Electron microscopy of hodgkin's disease tissue cultures

Abstract
Cells from 9 monolayer tissue cultures prepared from Hodgkin's disease tumors in the spleen were examined in the electron microscope. Three established culture lines (carried in vitro for >3 years and passaged >200 times) that contained aneuploid karyotypes were composed of oval cells with numerous interdigitating surface microvilli. The nuclei were complex and convoluted with multiple large nucleoli and dispersed chromatin.
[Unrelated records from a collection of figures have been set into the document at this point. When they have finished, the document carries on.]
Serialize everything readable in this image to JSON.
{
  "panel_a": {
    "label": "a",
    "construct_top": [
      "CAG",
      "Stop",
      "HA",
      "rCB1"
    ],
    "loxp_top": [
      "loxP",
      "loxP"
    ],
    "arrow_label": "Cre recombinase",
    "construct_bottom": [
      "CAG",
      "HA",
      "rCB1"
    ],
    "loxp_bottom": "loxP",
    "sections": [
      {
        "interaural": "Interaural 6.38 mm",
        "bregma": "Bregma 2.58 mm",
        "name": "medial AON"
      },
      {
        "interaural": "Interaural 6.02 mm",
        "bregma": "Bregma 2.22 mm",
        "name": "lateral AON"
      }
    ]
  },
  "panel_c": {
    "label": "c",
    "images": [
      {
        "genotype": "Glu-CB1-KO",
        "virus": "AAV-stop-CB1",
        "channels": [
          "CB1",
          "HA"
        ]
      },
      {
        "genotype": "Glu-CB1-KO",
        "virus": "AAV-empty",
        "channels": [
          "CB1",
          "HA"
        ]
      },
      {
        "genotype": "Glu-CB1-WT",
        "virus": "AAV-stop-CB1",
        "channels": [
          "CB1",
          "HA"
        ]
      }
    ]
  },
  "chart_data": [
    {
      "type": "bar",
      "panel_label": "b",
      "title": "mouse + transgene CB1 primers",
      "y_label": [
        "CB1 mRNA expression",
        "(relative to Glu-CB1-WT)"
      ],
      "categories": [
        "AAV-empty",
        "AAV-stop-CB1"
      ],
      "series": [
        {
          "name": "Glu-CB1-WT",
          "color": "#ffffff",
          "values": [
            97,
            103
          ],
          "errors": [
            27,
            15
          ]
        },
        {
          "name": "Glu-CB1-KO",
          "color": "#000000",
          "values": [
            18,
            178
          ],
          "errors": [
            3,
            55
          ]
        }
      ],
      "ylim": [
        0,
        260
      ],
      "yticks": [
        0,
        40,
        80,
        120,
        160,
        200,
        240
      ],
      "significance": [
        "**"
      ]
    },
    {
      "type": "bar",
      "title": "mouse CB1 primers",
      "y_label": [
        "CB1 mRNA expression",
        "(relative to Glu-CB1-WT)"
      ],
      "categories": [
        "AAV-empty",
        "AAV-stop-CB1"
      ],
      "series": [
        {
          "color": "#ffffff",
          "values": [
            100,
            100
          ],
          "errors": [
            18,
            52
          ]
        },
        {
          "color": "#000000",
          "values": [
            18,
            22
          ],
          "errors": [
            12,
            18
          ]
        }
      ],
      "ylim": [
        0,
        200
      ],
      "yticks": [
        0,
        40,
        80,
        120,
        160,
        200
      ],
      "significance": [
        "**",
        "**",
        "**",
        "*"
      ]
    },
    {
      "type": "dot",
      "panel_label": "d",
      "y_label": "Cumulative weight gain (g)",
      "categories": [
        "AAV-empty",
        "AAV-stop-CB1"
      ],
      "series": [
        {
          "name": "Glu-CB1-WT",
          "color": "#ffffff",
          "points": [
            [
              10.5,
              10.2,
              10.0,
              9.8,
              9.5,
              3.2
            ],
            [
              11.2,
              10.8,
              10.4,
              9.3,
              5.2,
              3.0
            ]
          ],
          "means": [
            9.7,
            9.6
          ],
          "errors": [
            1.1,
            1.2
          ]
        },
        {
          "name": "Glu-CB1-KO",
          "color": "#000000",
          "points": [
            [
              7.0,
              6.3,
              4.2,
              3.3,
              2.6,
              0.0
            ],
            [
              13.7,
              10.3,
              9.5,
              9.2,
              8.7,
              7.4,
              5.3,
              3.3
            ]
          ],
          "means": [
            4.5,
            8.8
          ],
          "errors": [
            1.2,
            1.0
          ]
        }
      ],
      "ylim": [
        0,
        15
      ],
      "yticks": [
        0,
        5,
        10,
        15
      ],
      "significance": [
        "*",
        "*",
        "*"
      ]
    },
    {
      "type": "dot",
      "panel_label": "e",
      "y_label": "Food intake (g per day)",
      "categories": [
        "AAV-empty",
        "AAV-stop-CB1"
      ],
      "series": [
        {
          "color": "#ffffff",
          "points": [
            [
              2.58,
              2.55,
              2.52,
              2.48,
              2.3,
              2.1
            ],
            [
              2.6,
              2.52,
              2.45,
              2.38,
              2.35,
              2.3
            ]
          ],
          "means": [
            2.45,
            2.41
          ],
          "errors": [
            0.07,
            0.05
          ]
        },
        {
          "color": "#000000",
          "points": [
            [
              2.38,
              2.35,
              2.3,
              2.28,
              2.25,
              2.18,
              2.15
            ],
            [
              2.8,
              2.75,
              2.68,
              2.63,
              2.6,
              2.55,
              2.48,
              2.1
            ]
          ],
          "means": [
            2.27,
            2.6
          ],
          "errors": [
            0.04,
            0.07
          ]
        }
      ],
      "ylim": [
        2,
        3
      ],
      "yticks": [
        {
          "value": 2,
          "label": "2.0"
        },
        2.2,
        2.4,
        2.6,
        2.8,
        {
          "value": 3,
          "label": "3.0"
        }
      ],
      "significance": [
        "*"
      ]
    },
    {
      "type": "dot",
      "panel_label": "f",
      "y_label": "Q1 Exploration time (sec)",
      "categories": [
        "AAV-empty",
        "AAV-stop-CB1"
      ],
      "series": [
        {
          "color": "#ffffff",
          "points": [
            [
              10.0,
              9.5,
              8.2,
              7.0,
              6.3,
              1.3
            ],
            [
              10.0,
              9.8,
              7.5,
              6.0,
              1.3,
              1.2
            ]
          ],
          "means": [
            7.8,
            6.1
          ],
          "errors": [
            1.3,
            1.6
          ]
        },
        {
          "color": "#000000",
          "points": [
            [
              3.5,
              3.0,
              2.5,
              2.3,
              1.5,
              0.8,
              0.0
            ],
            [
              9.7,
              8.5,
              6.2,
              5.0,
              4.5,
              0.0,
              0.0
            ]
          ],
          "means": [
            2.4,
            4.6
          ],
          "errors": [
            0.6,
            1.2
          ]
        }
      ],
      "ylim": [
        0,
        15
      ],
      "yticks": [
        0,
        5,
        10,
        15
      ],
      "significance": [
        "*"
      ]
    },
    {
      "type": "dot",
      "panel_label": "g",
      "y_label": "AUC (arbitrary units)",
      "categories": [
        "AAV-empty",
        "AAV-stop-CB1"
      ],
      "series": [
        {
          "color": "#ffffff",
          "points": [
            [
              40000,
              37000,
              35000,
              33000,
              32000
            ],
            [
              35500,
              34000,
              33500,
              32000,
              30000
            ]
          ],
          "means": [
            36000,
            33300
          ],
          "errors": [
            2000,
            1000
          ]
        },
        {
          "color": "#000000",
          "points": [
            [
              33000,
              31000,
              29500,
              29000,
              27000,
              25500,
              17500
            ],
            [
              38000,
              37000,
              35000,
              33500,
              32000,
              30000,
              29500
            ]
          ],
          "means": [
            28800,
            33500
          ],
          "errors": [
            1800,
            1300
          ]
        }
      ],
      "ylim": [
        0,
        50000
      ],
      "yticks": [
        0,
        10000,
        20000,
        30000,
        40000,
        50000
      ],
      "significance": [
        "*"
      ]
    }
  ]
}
The cytoplasm contained lysosomes, microfilaments, a complex Golgi apparatus, nondilated rough endoplasmic reticulum, polyribosomes, fat, and glycogen. One Hodgkin's disease monolayer with aneuploid chromosomes examined from the 4th to 48th passage in culture was composed of larger cells with fewer microvilli and numerous multinuclear giant cells. Two monolayers derived from transplanted tumors in nude mice inoculated with Hodgkin's disease cultured cells were similar to the original cell lines. The ultrastructural features of these 6 cultures with aneuploid karyotypes differed from those of 3 monolayers which, although prepared from Hodgkin's disease splenic tumors, were composed of fibroblastic cells with diploid chromosomes. The aneuploid Hodgkin's disease cultures did not resemble 6 normal spleen, thymus, or lung monolayers, Raji lymphoblastoid suspension cultures, or Hela cells. Our electron microscopic studies indicate that adherent cells which replicate in some monolayer tissue cultures derived from Hodgkin's disease tumors are related to and possibly derived from neoplastic macrophages. Cancer 44:543-557, 1979.